Die Ecclesia hat wie der Papst keinen eigenen Thron, sondern ihren Platz am Thron des Kaisers. Außer ihrem Auftrittslied, von dem nur der Refrain erhalten ist, greift sie erst am Schluss des Geschehens ein.
Ecclesia hat weder den Abfall ihrer Gläubigen, noch den Tod der Propheten verhindern können. Als die Synagoge und die Propheten hingerichtet werden, erhebt sie ihre Stimme.

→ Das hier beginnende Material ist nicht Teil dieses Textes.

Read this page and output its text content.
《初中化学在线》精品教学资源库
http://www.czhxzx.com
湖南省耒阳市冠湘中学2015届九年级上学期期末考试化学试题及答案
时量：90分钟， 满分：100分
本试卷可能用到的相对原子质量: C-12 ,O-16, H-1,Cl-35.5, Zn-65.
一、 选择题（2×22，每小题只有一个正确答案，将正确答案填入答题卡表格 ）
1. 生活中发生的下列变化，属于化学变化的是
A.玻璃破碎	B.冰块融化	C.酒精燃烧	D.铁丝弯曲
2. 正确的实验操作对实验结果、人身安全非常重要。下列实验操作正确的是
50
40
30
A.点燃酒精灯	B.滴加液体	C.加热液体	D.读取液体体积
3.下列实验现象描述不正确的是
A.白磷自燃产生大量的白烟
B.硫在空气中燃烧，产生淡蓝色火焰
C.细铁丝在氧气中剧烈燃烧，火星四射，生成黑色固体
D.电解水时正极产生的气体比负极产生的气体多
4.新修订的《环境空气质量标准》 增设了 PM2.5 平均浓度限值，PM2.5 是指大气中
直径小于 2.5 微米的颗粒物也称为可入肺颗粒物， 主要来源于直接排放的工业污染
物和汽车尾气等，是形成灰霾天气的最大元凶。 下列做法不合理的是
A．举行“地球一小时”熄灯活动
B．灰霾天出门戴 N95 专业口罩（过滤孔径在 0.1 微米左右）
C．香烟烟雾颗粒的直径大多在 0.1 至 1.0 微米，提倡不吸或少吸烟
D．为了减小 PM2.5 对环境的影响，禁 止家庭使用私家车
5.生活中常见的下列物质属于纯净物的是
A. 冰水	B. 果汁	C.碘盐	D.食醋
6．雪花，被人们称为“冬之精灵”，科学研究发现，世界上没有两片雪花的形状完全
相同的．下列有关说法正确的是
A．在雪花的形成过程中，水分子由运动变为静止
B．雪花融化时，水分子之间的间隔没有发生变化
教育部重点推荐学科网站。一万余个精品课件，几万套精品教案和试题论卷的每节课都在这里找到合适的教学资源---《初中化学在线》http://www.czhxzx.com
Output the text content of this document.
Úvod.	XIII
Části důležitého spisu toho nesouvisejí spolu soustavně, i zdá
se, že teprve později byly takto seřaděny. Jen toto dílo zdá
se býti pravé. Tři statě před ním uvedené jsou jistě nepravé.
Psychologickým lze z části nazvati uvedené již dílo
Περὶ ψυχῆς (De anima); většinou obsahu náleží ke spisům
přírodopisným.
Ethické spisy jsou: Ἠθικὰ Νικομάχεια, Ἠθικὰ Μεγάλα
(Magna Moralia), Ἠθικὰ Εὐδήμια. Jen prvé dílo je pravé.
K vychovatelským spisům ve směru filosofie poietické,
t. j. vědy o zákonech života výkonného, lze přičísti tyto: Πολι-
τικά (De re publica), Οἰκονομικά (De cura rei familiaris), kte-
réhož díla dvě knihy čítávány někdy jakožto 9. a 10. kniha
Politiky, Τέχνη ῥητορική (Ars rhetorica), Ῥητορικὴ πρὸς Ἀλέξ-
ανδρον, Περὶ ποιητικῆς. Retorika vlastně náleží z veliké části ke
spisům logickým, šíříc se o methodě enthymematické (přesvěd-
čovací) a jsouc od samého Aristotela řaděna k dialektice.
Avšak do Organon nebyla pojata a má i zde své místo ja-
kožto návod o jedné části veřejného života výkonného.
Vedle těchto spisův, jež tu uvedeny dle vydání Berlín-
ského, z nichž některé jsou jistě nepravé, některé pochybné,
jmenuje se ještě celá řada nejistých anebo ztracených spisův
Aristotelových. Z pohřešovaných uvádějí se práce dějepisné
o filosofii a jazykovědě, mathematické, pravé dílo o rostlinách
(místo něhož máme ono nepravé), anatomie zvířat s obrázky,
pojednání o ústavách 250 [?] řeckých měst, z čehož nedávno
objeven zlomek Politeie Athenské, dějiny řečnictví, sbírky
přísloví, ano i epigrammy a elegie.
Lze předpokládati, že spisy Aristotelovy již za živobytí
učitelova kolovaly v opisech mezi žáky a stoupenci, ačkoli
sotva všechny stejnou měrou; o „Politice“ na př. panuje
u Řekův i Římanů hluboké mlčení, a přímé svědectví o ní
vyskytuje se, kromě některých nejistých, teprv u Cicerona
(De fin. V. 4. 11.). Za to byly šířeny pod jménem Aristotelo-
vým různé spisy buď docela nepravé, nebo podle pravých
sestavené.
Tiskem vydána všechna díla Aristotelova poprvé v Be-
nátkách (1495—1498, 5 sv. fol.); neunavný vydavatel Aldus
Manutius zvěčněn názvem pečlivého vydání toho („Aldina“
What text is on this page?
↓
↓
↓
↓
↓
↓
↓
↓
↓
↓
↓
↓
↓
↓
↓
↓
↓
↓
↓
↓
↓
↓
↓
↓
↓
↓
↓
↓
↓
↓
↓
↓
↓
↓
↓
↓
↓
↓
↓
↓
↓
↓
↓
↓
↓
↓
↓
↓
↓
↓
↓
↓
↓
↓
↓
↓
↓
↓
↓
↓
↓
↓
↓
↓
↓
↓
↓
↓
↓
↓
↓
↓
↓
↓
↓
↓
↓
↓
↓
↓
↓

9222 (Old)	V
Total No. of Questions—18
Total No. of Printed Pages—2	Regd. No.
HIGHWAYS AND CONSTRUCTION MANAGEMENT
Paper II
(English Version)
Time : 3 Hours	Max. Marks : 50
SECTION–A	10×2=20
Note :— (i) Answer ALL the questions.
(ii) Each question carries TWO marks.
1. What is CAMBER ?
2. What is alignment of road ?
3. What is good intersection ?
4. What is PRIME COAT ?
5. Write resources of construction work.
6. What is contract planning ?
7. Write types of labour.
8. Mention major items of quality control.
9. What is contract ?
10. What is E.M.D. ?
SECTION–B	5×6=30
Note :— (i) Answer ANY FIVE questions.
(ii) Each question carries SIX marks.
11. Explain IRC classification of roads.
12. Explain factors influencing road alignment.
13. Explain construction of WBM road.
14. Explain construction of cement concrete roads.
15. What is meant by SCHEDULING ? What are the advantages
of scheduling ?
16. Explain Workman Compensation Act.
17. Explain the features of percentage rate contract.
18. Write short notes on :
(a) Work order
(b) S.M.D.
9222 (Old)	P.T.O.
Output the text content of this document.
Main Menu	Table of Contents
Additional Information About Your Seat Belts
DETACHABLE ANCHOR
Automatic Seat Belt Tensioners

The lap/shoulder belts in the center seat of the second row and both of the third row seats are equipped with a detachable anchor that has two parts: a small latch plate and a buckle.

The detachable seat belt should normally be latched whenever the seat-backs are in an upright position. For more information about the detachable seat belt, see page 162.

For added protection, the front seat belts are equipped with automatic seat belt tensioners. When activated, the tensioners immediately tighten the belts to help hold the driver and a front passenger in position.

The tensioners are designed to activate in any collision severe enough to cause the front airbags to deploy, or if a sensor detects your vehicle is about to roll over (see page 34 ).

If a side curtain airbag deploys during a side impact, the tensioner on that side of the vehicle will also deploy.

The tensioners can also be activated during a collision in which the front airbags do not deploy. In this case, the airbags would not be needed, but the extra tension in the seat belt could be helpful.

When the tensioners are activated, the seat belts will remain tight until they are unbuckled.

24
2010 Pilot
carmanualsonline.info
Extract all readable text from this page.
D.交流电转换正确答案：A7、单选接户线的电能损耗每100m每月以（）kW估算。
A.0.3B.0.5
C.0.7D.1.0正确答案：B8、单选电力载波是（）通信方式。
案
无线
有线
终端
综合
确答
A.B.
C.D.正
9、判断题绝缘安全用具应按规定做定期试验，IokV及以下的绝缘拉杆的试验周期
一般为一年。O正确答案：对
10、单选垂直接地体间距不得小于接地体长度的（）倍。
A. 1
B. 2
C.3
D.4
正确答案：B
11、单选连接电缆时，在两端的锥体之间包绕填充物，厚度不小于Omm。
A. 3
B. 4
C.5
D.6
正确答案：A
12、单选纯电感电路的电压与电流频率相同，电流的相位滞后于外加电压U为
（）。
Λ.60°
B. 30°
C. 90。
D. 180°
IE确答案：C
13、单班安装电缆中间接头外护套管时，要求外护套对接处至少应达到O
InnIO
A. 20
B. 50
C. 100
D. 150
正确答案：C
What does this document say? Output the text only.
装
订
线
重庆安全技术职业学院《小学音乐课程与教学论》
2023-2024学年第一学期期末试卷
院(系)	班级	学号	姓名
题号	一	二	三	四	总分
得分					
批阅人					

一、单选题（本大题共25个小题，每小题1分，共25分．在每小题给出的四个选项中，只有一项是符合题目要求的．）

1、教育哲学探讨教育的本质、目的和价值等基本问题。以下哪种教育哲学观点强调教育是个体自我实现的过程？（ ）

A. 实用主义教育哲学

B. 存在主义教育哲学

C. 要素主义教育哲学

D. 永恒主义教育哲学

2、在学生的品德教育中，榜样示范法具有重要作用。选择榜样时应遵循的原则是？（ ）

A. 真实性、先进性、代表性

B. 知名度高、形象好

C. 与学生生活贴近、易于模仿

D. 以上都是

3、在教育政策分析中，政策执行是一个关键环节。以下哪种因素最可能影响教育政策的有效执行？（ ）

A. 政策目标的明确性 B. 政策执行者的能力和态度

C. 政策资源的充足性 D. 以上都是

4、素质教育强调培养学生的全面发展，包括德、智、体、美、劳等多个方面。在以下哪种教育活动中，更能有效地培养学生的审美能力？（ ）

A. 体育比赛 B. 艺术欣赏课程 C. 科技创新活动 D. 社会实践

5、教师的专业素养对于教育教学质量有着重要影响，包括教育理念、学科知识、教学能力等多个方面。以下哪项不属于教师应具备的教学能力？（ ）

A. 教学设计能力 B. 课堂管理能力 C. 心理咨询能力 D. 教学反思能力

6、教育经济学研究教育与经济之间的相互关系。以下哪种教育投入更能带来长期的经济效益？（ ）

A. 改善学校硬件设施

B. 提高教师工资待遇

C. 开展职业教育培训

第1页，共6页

Der 1. Vers beinhaltet das Urteil über den Antichrist als den Hochmütigen, der sich auf Reichtum und Macht verließ und nicht der Hilfe Gottes zu bedürfen glaubte.
Engel
Die Nachricht vom Herannahen des christlichen Heeres wird der Stadt Jerusalem durch einen plötzlich erscheinenden Engel mitgeteilt. Diese übernatürliche Figur war nicht am Schauplatz anwesend.
Synagoge und Juden
Da in Szene 90 der Schleier von ihren Augen genommen wird, der vorher nicht erwähnt wird, trägt die Synagoge diesen schon bei Beginn des Spiels. Ähnlich wie der Papst in die Machtwandlungen nicht einbezogen ist, steht die Synagoge unbewegt an ihrem Ort, aber sie hat im 2. Hauptteil die entscheidende Rolle. Im Unterschied zum Eingreifen des Heidentums im 1. Hauptteil wird die Mittelstellung des Judentums dahin verwertet, dass dieses beide Rollen zugleich in sich vereinigt: die, den Antichristsieg zu krönen, und dann die andere, durch ihre Bekehrung den Eintritt der Synthese zu ermöglichen. Der Gedanke, dass die Juden verblendet seien, sich der re-velatio verschlössen, ist im Sprachgebrauch des Evangeliums vorgebildet.
Propheten
Nach der Offenbarung des Johannes sollen zuletzt zwei Zeugen der Wahrheit gegen den Antichrist auftreten. Das sind im Ludus Henoch und Elias. Sie bringen die Synagoge nicht bloß aus dem antichristlichen Abfall zurück, sondern bekehren sie zugleich zu Christus und dem Bekenntnis des dreieinigen Gottes; „wovon unser Drama Anlass nimmt, dem Elias einen vollständigen zweiten Artikel des apostolischen Glaubensbekenntnisses in den Mund zu legen“. Dass der Antichrist sie den Märtyrertod sterben lässt, entspricht der Offenbarung Johannis. Die beiden Propheten gehören in das Reich des Unsichtbaren und Unvergänglichen, wie auch der Engel des Spiels. Wenn diese Gestalten auftreten ist klar, dass die Endzeit gekommen ist. Henoch und Elias sind die einzigen Gestalten, von denen die Heilige Schrift berichtet, dass sie nicht gestorben sind, sondern entrückt wurden. Sie müssen zurückkehren, um in der letzten Zeit den Tod zu erleiden (wie alle Menschen seit Adam und Eva) und dadurch für die Wahrheit zu zeugen.
Ausgabe
- Ludus de Antichristo / Das Spiel vom Antichrist. Lateinisch und deutsch. Übersetzung und Nachwort von Rolf Engelsing. Reclam, Stuttgart 1976, ISBN 3-15-008561-6.